Proses peninjauan manfaat JKN berbasis KDK dilaksanakan oleh Kementerian Kesehatan, DJSN, BPJS Kesehatan, Kementerian Keuangan, Akademisi dan Organisasi Profesi.


"Implementasi secara bertahap kelas standar bertahap di RS Vertikal pada tahun 2022," jelas Terawan saat menghadiri rapat dengan Komisi IX DPR, Selasa (24/11/2020).

Terkait proses implementasi kelas standar ini nanti, Kemenkes akan melakukan sosialisasi dan koordinasi lintas sektor, pemetaan sarana dan prasarana RS saat ini, menyusun regulasi, dan memperhitungkan anggaran di dalam pemenuhan standarisasi.

Terawan menjelaskan, kelas standar akan memiliki konsep yang memperhatikan akses dan mutu sesuai standar pelayanan, kebutuhan standar minimal sarana prasarana dan alat kesehatan yang harus terpenuhi di setiap ruang rawat inap.

Rawat inap kelas standar juga memenuhi standar pencegahan dan pengendalian infeksi dan keselamatan pasien, sumber daya manusia yang sesuai dengan rasio kebutuhan pasien sesuai dengan jenis pelayanan rawat inap, serta memenuhi 10 kriteria umum sarana prasarana rawat inap.

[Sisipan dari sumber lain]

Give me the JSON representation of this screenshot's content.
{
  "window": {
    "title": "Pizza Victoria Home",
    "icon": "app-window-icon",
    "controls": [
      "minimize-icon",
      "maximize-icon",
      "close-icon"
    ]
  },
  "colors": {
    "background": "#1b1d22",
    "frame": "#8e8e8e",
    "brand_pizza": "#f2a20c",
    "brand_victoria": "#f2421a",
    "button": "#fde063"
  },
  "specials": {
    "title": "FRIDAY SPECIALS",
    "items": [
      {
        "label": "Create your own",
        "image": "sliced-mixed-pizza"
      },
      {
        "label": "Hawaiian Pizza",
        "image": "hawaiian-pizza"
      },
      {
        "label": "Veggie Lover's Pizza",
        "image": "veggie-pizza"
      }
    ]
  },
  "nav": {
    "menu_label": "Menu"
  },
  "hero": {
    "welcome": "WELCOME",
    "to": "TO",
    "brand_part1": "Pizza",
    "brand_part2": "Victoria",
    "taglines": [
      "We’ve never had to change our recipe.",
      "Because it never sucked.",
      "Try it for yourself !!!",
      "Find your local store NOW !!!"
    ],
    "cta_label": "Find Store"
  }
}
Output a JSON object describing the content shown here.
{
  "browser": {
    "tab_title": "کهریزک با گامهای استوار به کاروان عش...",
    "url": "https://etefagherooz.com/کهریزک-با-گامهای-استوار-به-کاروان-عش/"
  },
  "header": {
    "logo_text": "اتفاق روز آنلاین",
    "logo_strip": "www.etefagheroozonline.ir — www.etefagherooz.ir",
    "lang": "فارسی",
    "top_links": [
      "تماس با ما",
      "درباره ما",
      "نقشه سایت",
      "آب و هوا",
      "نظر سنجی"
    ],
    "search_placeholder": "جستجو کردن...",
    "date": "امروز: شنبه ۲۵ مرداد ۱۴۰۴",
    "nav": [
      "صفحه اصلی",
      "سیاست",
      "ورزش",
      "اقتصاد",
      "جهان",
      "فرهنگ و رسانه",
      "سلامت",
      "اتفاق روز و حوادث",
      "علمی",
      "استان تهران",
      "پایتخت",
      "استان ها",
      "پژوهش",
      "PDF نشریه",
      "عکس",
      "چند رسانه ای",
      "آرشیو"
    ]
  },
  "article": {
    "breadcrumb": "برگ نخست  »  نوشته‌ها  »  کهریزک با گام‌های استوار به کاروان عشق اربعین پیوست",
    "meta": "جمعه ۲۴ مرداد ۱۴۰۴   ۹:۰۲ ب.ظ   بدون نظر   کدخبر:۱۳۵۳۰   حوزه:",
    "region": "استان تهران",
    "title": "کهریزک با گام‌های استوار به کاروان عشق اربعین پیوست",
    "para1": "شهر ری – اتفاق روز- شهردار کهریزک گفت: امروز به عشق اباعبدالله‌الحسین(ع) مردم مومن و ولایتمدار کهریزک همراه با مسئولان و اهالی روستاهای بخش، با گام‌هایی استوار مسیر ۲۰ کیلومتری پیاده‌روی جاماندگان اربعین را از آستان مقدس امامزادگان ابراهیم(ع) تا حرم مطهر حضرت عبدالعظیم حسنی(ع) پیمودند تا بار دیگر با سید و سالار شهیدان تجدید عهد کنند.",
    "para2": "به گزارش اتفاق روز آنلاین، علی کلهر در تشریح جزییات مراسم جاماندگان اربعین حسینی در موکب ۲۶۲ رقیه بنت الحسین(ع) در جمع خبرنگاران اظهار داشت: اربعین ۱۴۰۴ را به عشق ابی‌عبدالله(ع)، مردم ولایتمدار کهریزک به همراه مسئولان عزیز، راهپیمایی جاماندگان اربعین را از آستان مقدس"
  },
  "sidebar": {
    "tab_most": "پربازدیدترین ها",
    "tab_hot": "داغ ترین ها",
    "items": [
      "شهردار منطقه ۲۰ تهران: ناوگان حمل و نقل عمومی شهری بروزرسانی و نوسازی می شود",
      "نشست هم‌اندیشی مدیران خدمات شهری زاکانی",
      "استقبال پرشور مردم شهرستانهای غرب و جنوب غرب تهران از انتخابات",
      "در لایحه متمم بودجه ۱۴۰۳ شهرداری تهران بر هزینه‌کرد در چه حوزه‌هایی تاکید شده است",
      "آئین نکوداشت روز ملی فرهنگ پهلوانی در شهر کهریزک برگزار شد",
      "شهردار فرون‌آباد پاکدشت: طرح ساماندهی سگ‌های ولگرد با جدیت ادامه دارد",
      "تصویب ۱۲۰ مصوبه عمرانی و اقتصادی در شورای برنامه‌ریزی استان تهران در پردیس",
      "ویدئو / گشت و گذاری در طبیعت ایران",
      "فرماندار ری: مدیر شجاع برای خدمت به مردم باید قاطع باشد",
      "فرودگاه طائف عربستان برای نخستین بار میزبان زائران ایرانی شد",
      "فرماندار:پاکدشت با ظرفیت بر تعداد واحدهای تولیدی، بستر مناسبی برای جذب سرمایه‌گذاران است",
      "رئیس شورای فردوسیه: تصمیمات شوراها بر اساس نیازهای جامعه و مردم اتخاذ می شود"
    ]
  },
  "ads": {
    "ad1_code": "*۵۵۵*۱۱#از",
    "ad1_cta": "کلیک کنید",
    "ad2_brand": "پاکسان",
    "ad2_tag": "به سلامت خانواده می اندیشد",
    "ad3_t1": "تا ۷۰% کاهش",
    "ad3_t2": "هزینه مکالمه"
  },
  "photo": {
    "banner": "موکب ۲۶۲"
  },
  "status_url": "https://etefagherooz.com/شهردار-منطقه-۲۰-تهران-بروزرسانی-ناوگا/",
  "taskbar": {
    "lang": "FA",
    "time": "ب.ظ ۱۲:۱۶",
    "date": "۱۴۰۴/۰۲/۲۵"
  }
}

Rawat inap kelas standar peserta PBI akan berisi maksimal 6 tempat tidur, sedangkan non PBI maksimal 4 tempat tidur.

"Saat ini konsep dan kriteria kelas rawat inap standar Jaminan Kesehatan Nasional telah dituangkan dalam kajian kelas rawat inap yang disusun oleh Dewan Jaminan Sosial Nasional," tuturnya.

Ketua DJSN Tubagus Achmad Choesni mengatakan, pihaknya telah melakukan forum group discussion (FGD) oleh berbagai rumah sakit, baik rumah sakit publik dan swasta. Mulai dari regional Barat, Tengah, dan Timur.

Hasil FGD dengan antar RS tersebut, hasilnya, 72% RS setuju, 16% RS tidak setuju, dan 12% tidak tahu.

"Yang belum menyetujui, karena agak concern dengan kesiapan infrastruktur dan harus melakukan tahapan secara baik. Sementara yang 12% tidak tahu akan diperbaiki dengan konsultasi publik," ujar Choesni dalam kesempatan yang sama.

Sampai saat ini, DJSN memiliki empat opsi skenario pentahapan kelas standar.

Skenario pertama, kelas standar dilakukan di RS Vertikal, RS Pemerintah lainnya dan RS Swasta. Skenario kedua, kelas standar kemungkinan akan dilakukan di RS Pemerintah dan RS Swasta.

Sementara Skenario ketiga, penerapan kelas standar disesuaikan dengan bed occupancy ratio (BOR). BOR merupakan angka yang menunjukan persentase penggunaan tempat tidur di unit rawat inap atau bangsal.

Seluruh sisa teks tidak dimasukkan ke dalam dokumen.